After submitting the results, a score of 0.9676 was receivied, the best score I’ve acheived on this competition to date!

Conclusion

Clearly the thing’s I have learned about importance of the shape of the data throughout our model, and the choice of loss function, were very crucial in getting this model to work properly. Even though I had it running previously, it clearly was not doing what I had intended it to do!

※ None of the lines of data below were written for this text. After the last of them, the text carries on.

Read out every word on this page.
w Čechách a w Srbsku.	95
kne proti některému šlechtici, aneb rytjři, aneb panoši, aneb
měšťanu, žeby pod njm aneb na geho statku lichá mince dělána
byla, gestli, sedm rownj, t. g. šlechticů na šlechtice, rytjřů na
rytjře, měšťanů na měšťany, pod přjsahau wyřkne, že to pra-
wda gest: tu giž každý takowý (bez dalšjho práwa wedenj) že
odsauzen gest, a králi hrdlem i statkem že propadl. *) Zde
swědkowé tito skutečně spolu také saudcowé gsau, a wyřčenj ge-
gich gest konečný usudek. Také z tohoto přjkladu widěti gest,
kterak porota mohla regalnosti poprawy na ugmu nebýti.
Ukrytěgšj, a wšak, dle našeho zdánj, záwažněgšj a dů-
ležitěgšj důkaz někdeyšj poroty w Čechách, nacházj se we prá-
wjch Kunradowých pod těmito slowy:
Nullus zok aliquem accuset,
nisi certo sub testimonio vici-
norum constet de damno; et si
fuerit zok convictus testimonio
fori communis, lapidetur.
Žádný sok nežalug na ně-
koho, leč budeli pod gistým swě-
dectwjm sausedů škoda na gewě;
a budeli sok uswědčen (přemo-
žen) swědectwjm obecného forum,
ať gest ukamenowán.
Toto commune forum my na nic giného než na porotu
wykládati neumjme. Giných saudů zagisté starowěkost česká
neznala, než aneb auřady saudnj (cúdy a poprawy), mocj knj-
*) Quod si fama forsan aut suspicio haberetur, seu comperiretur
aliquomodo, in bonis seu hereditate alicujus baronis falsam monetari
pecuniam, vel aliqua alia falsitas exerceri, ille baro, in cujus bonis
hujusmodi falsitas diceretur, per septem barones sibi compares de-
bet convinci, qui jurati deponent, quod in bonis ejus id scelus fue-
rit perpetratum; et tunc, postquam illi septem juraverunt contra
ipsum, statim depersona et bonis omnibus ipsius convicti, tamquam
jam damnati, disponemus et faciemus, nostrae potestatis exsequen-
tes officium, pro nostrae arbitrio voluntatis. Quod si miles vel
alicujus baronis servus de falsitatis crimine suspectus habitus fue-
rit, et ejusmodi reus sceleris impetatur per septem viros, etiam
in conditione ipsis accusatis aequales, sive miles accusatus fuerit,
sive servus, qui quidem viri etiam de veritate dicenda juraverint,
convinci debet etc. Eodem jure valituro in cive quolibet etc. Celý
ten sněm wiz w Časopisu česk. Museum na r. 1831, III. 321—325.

In the words of Jeremy Howard:

The stuff in the middle of the model you’re note going to have to care about much in your life, if ever. But the stuff that happens in the first layer and the last layer, including the loss function that sits between the last layer and the loss, you’re gonna have to care about a lot.

I saw this in my experience here, with the selection of the cross-entropy function as the loss function and then having to ensure that it could handle all posible values given to it as well.